¶Weird optimizer behavior
Take this simple function:
int foo(int p0, int p1) {
return p1 + ((p0 - p1) & ((p0 - p1) << 31));
}
This should generate four operations: a subtract, a shift, a bitwise AND, and an add. Well, with VS2005 it generates something a bit different:
00000000: 8B 54 24 08 mov edx,dword ptr [esp+8]
00000004: 8B 4C 24 04 mov ecx,dword ptr [esp+4]
00000008: 2B CA sub ecx,edx
0000000A: 8B C1 mov eax,ecx
0000000C: 69 C0 00 00 00 80 imul eax,eax,80000000h ???
00000012: 23 C1 and eax,ecx
00000014: 03 C2 add eax,edx
00000016: C3 ret
Somehow the optimizer changed the shift to a multiply, which is a serious pessimization and thus results in a rare case where the code is actually faster with the optimizer turned off!
Oddly enough, manually hoisting out the common subexpression (p0 - p1) fixes the problem. I've seen this behavior before in VC++ with 64-bit expressions of the form (a*b+c). My guess is that the compiler normally converts left shifts to multiplications and then converts them back later, but somehow the CSE optimization breaks this. Yet another reason that being lazy and repeating common subexpressions all over the place while relying on the optimizer to clean up your mess isn't the greatest idea.

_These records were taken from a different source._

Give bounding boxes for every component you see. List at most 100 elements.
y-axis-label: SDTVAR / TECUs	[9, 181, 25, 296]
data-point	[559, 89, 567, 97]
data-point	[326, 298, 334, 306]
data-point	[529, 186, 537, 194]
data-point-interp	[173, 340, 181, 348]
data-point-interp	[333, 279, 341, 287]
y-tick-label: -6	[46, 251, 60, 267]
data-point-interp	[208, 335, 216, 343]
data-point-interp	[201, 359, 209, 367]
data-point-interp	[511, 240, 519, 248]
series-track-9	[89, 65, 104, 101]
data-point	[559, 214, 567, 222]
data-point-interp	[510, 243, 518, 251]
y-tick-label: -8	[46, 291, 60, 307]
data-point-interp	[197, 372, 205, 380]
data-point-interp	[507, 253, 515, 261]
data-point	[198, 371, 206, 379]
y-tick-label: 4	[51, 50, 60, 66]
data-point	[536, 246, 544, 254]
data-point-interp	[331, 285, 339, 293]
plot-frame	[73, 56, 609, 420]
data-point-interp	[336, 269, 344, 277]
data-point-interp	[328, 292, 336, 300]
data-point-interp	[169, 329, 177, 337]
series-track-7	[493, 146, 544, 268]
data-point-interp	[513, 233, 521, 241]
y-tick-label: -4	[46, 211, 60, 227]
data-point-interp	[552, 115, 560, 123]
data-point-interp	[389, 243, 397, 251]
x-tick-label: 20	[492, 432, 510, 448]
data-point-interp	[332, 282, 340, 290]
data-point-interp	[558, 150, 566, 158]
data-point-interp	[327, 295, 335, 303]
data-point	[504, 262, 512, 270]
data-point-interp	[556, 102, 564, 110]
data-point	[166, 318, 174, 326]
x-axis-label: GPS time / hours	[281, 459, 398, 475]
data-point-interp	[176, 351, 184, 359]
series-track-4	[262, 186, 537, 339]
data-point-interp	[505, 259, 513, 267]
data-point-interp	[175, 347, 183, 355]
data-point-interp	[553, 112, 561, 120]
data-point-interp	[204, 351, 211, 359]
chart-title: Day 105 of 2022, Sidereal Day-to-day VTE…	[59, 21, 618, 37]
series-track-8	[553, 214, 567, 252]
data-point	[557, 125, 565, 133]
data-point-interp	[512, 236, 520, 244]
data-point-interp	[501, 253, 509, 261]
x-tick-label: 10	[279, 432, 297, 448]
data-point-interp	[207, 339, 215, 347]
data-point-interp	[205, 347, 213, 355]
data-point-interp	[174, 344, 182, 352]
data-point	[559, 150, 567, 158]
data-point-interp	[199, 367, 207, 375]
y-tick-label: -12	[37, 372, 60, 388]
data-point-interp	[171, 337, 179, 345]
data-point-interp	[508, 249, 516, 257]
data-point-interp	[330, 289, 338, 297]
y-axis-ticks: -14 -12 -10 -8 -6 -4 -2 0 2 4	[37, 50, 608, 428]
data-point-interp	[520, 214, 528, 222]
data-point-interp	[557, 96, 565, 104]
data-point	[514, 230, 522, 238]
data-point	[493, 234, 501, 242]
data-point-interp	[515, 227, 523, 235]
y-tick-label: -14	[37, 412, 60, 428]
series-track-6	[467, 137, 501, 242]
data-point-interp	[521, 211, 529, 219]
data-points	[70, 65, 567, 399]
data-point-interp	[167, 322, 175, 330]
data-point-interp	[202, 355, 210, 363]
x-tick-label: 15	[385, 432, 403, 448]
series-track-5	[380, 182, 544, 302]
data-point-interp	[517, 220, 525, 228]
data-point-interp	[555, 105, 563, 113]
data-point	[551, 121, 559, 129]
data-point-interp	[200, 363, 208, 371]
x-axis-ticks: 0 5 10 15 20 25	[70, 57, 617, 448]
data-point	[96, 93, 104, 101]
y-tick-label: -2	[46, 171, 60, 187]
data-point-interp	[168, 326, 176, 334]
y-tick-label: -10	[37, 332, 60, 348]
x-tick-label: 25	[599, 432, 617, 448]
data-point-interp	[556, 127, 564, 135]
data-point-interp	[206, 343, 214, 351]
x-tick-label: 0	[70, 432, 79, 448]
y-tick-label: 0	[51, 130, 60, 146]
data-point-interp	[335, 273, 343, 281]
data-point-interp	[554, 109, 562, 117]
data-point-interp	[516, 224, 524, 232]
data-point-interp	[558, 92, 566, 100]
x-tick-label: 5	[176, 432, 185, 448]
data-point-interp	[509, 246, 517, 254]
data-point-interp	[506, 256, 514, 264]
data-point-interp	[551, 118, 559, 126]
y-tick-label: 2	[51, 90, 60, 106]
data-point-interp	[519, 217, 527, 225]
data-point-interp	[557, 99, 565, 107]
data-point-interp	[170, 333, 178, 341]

The reason for the repeated subexpression, by the way, is because this is an expanded version of a min() macro. I called the function foo above instead of min because it's actually broken -- the left shift should be a right shift. As long as you can put up with the portability and range quirks, this strange formulation has the advantages of (a) being branchless, and (b) sharing a lot of code with a max() on the same arguments.